Zooming in a little deeper, the first version of this router can be
quite simple (as shown below). The whole idea behind the agents I want
working for me is that I want to know the (limited) set of tools they
have available to them. As a nice consequence, when the chat says
“regression,” we can guess that that’ll refer to a chat turn in which
dbreg was used, as that’s the only regression tool
available. As a result, we can shrink to those chats that use that term
in a tool call specifically. In short we are trying to drop, as simply
as possible, any chat turns that feel unlikely to help the agent.
Obviously this could become more complex in production settings via a
learned model: 
Performance
As in my last post, to show the performance of this idea I had Codex rig up a screen recording. This time, the goal is to show that with the same chat history, the simple rule-based routing model above correctly identifies that some recent chat responses are irrelevant and excludes them from context, accelerating inference. In case it’s hard to see in the video, what is shown here is a stting in which a 6-turn chat has included multiple different linear regression requests. Then, the latest turn refers back to one of those regressions and asks for an extension
Scaling?
One simple example is easy to cook up, but obviously the risk of this approach is that we accidentally chop off part of the context that really mattered to the user. My read of the current market for frontier intelligence is that there’s enough compute out there, and enough competition on accuracy specifically, to make this an impossible trade for companies to make in their main products. But for individual devs fitting LLMs into repeated workflows, I suspect a good rule-based + statistical model can keep failures pretty rare for some tasks.

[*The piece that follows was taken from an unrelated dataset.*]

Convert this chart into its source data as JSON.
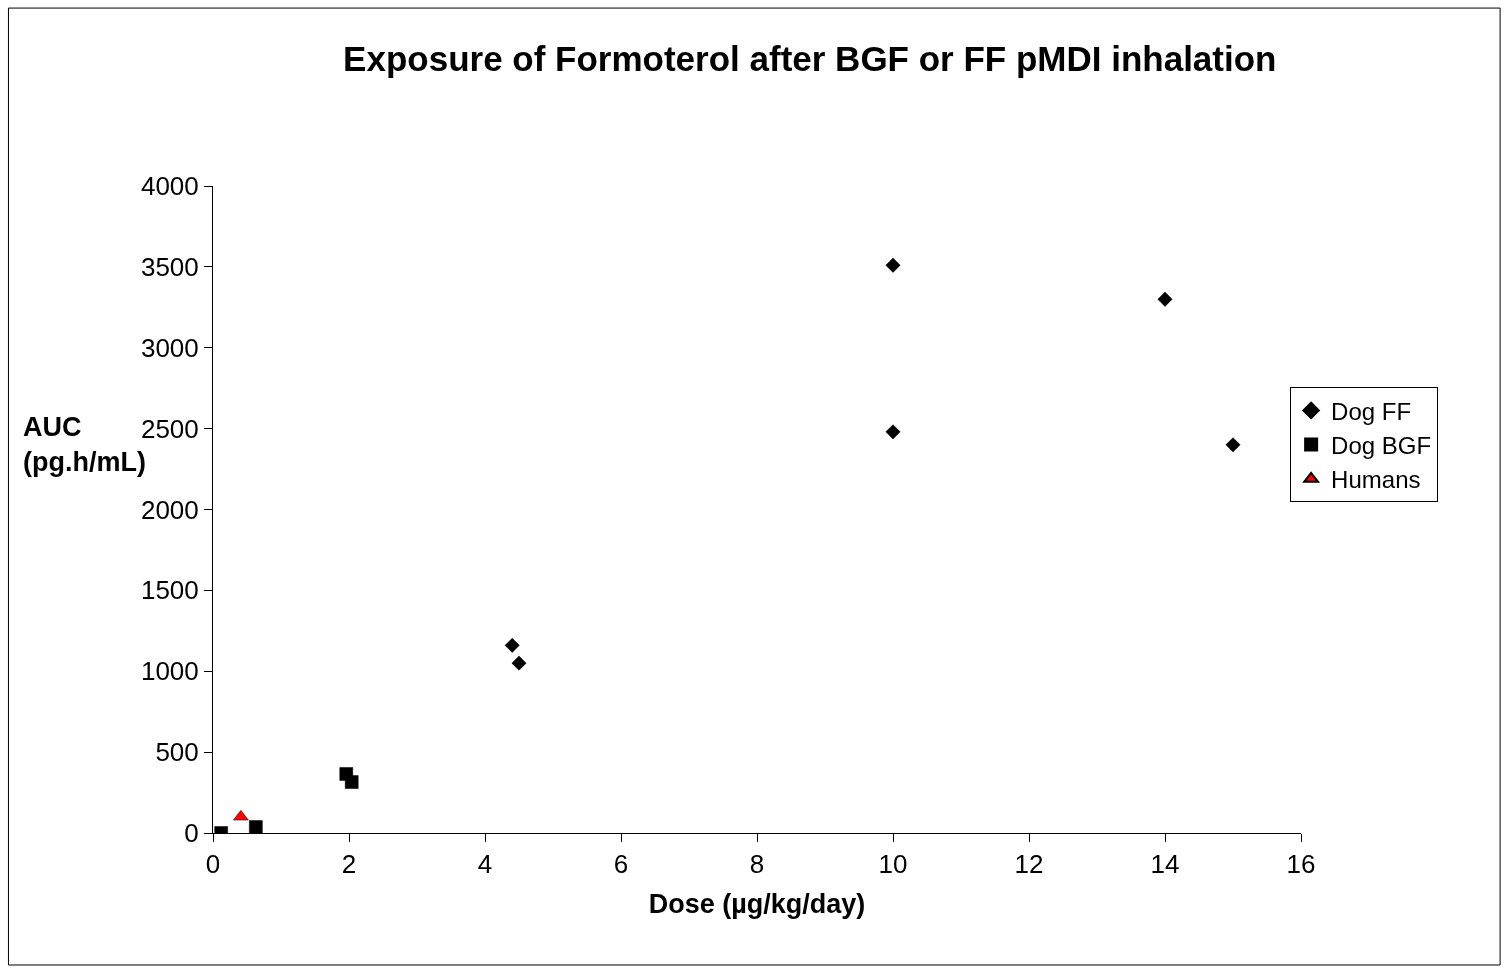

Since this is a vibe-coding post, we might as well let Codex cook up a much broader set of chats/contexts and different routing approaches, to compare accuracy and timing trade-offs. I tried a few routers:
- “oracle”: not really an oracle, but keeping exactly the minimal referenced chat turns as context
- “structured”: keyword matching rules with fallback to full context as needed
- “compact action log”: keep all previous turns, but only the tool/action calls from the LLM
- “Lexical top 3”: count the number of shared tokens between current request and previous turns, keep top 3
- “Recent top 3”: 3 most recent turns
We (Codex and I) then applied each router to 2,000 synthetic chats, each of which his 3-10 turns in contexts with 3-10 tables, where each table has 12 columns and chats have both multiple questions and some irrelevant/distractor questions inserted. See a few graphs below summarizing performance. In short, adding more tables to the context doesn’t cause any problem for the more verbose routers; adding more turns definitely makes the problem harder but some simple rules catch a lot.

This is my first attempt to do anything with LLM inference – I know it’s simple, but I learned a lot and expect to post more about other attempts at learning-by-doing with LLMs.